I hope it’s clear that Amazon is just one of the many platforms where fraudsters lurk. SLILPP currently is selling stolen credentials for nearly 500 other banks and e-commerce sites. The full list of merchants targeted by this particularly bustling fraud shop is here (.txt file).
As for the “buyer beware” aspect of this tale, in retrospect there were several warning signs that I either ignored or neglected to assign much weight. For starters, the deal that snookered me was for a luxury product on sale for 32 percent off without much explanation as to why the apparently otherwise pristine item was so steeply discounted.
Also, while the seller had a stellar history of selling products on Amazon for many years (with overwhelmingly positive feedback on virtually all of his transactions) he did not have a history of selling the type of product that thieves tried to sell through his account. The old adage “If something seems too good to be true, it probably is,” ages really well in cyberspace.
For passwords, at a minimum you can use a scheme like commonString + unique-tokens. Make a string for example Ak48mK073K1j – commit that to memory. Modify it for various services, perhaps on MySpace you use MySpace#Ak48mK073K1j while for FB you use Ak48mK073K1j%FB.

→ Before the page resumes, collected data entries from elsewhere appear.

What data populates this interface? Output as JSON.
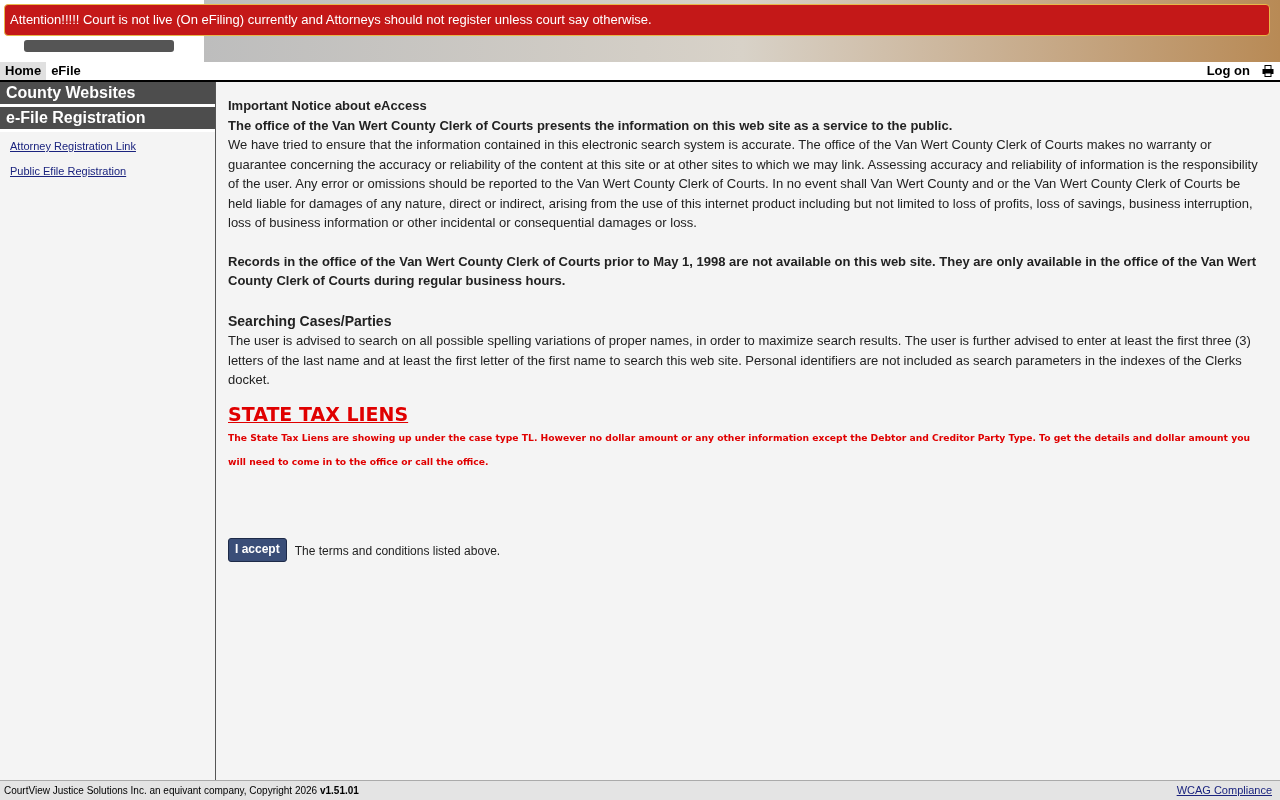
{
  "alert": "Attention!!!!! Court is not live (On eFiling) currently and Attorneys should not register unless court say otherwise.",
  "nav": {
    "tabs": [
      {
        "label": "Home",
        "selected": true
      },
      {
        "label": "eFile",
        "selected": false
      }
    ],
    "logon": "Log on"
  },
  "sidebar": {
    "sections": [
      {
        "title": "County Websites"
      },
      {
        "title": "e-File Registration",
        "links": [
          "Attorney Registration Link",
          "Public Efile Registration"
        ]
      }
    ]
  },
  "notice": {
    "title": "Important Notice about eAccess",
    "lead": "The office of the Van Wert County Clerk of Courts presents the information on this web site as a service to the public.",
    "body": "We have tried to ensure that the information contained in this electronic search system is accurate. The office of the Van Wert County Clerk of Courts makes no warranty or guarantee concerning the accuracy or reliability of the content at this site or at other sites to which we may link. Assessing accuracy and reliability of information is the responsibility of the user. Any error or omissions should be reported to the Van Wert County Clerk of Courts. In no event shall Van Wert County and or the Van Wert County Clerk of Courts be held liable for damages of any nature, direct or indirect, arising from the use of this internet product including but not limited to loss of profits, loss of savings, business interruption, loss of business information or other incidental or consequential damages or loss.",
    "records": "Records in the office of the Van Wert County Clerk of Courts prior to May 1, 1998 are not available on this web site. They are only available in the office of the Van Wert County Clerk of Courts during regular business hours.",
    "search_title": "Searching Cases/Parties",
    "search_body": "The user is advised to search on all possible spelling variations of proper names, in order to maximize search results. The user is further advised to enter at least the first three (3) letters of the last name and at least the first letter of the first name to search this web site. Personal identifiers are not included as search parameters in the indexes of the Clerks docket.",
    "liens_title": "STATE TAX LIENS",
    "liens_body": "The State Tax Liens are showing up under the case type TL. However no dollar amount or any other information except the Debtor and Creditor Party Type. To get the details and dollar amount you will need to come in to the office or call the office."
  },
  "accept": {
    "button": "I accept",
    "text": "The terms and conditions listed above."
  },
  "footer": {
    "copyright": "CourtView Justice Solutions Inc. an equivant company, Copyright 2026 **v1.51.01**",
    "link": "WCAG Compliance"
  }
}
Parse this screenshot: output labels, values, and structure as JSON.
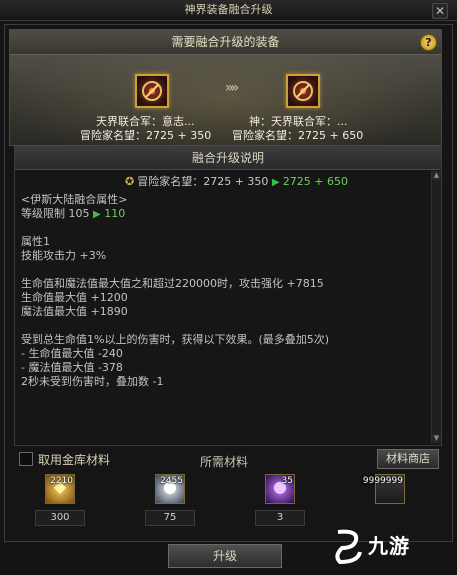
{
  "window": {
    "title": "神界装备融合升级",
    "close_label": "✕"
  },
  "equip": {
    "header": "需要融合升级的装备",
    "help_label": "?",
    "arrow": "»»",
    "source": {
      "name": "天界联合军：意志...",
      "reputation": "冒险家名望：2725 + 350",
      "icon": "item-icon"
    },
    "target": {
      "name": "神：天界联合军：...",
      "reputation": "冒险家名望：2725 + 650",
      "icon": "item-icon"
    }
  },
  "desc": {
    "header": "融合升级说明",
    "rep_label": "冒险家名望：2725 + 350",
    "rep_new": "2725 + 650",
    "lines": {
      "l1": "<伊斯大陆融合属性>",
      "l2a": "等级限制 105",
      "l2b": "110",
      "l3": "属性1",
      "l4": "技能攻击力 +3%",
      "l5": "生命值和魔法值最大值之和超过220000时，攻击强化 +7815",
      "l6": "生命值最大值 +1200",
      "l7": "魔法值最大值 +1890",
      "l8": "受到总生命值1%以上的伤害时，获得以下效果。(最多叠加5次)",
      "l9": "- 生命值最大值 -240",
      "l10": "- 魔法值最大值 -378",
      "l11": "2秒未受到伤害时，叠加数 -1"
    }
  },
  "materials": {
    "checkbox_label": "取用金库材料",
    "title": "所需材料",
    "shop_label": "材料商店",
    "items": [
      {
        "count": "2210",
        "value": "300",
        "icon": "gold-crystal-icon",
        "color": "#e0a52a"
      },
      {
        "count": "2455",
        "value": "75",
        "icon": "white-orb-icon",
        "color": "#c8d4e6"
      },
      {
        "count": "35",
        "value": "3",
        "icon": "purple-orb-icon",
        "color": "#9b4de0"
      },
      {
        "count": "9999999",
        "value": "",
        "icon": "gold-bar-icon",
        "color": "#d0b060"
      }
    ]
  },
  "upgrade_label": "升级",
  "watermark": "九游"
}
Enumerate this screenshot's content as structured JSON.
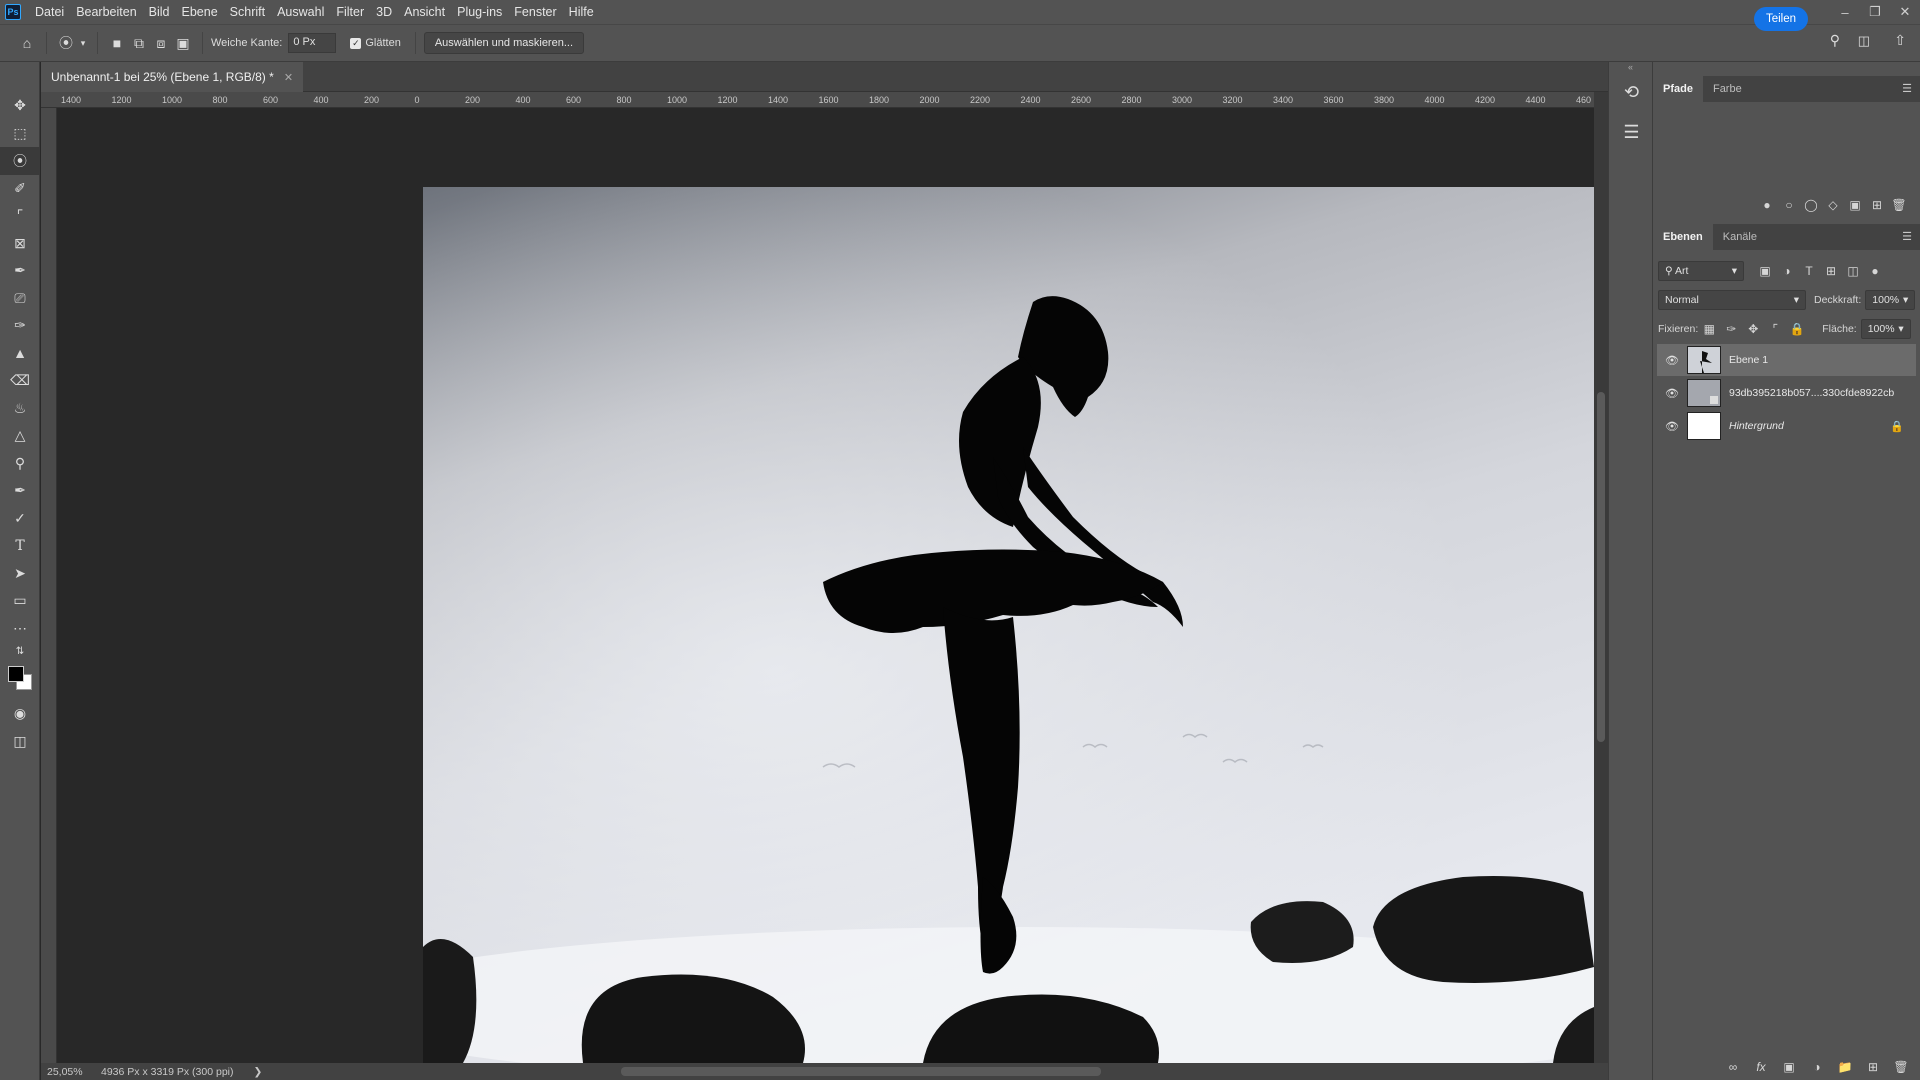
{
  "app": {
    "logo": "Ps"
  },
  "menu": [
    "Datei",
    "Bearbeiten",
    "Bild",
    "Ebene",
    "Schrift",
    "Auswahl",
    "Filter",
    "3D",
    "Ansicht",
    "Plug-ins",
    "Fenster",
    "Hilfe"
  ],
  "options": {
    "feather_label": "Weiche Kante:",
    "feather_value": "0 Px",
    "antialias_label": "Glätten",
    "select_mask_label": "Auswählen und maskieren...",
    "share_label": "Teilen"
  },
  "document": {
    "tab_title": "Unbenannt-1 bei 25% (Ebene 1, RGB/8) *",
    "zoom": "25,05%",
    "doc_info": "4936 Px x 3319 Px (300 ppi)"
  },
  "ruler": {
    "h_labels": [
      "1400",
      "1200",
      "1000",
      "800",
      "600",
      "400",
      "200",
      "0",
      "200",
      "400",
      "600",
      "800",
      "1000",
      "1200",
      "1400",
      "1600",
      "1800",
      "2000",
      "2200",
      "2400",
      "2600",
      "2800",
      "3000",
      "3200",
      "3400",
      "3600",
      "3800",
      "4000",
      "4200",
      "4400",
      "460"
    ]
  },
  "panels": {
    "top_tabs": [
      "Pfade",
      "Farbe"
    ],
    "layers_tabs": [
      "Ebenen",
      "Kanäle"
    ],
    "filter_kind": "Art",
    "blend_mode": "Normal",
    "opacity_label": "Deckkraft:",
    "opacity_value": "100%",
    "lock_label": "Fixieren:",
    "fill_label": "Fläche:",
    "fill_value": "100%"
  },
  "layers": [
    {
      "name": "Ebene 1",
      "selected": true
    },
    {
      "name": "93db395218b057....330cfde8922cb",
      "selected": false
    },
    {
      "name": "Hintergrund",
      "selected": false,
      "locked": true
    }
  ],
  "colors": {
    "accent": "#1473e6",
    "panel": "#535353",
    "canvas_bg": "#282828"
  }
}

This will protect you from a majority of attacks although an actual human reviewing your credentials might recognize the pattern and then try Ak48mK073K1j#bank at every online banking site they can think of to get into that account. This will still help you in the majority of cases because 1) the hashes for all your passwords will be unique so without an unencrypted password the attacker will have no chance of gaining access to other services that use a similar pass and 2) if a cybercriminal downloads a large list of credential pairs then employs a piece of software like the one mentioned above, it will not have the intuition to modify your password from service to service and will find no matches.
Lastly, the greater your need for security and the more services you use, the more common strings you should add. For example, the common string used for the wide variety of services I have at work is one thing, the one for low level accounts like social media crap is another, the one for financial accounts is another, and the one for my email is unique to my email.
A better solution (good password, but easier to remember) would be creating a diceware password and using that for your password manager and for any passwords you absolutely cannot afford to store anywhere, then leave it to the password manager to generate and store the rest of your passwords.
Evan, I respectfully disagree with your password – generation method.
If a cybercreep manages to get your MySpace#ayF2$dGhC password, you’re completely pwned. All the creep has to do is try Google#ayF2$dGhC and the rest, and will probably have some success.
The point of using different passwords on different services is to force the creeps to start over with their password-guessing. Be paranoid, because smart, motivated, and unscrupulous people are plotting against you.
As for Brian, if sixty of his readers give him ten bucks he can get that nice wireless speaker. Seriously. Can we do that for him?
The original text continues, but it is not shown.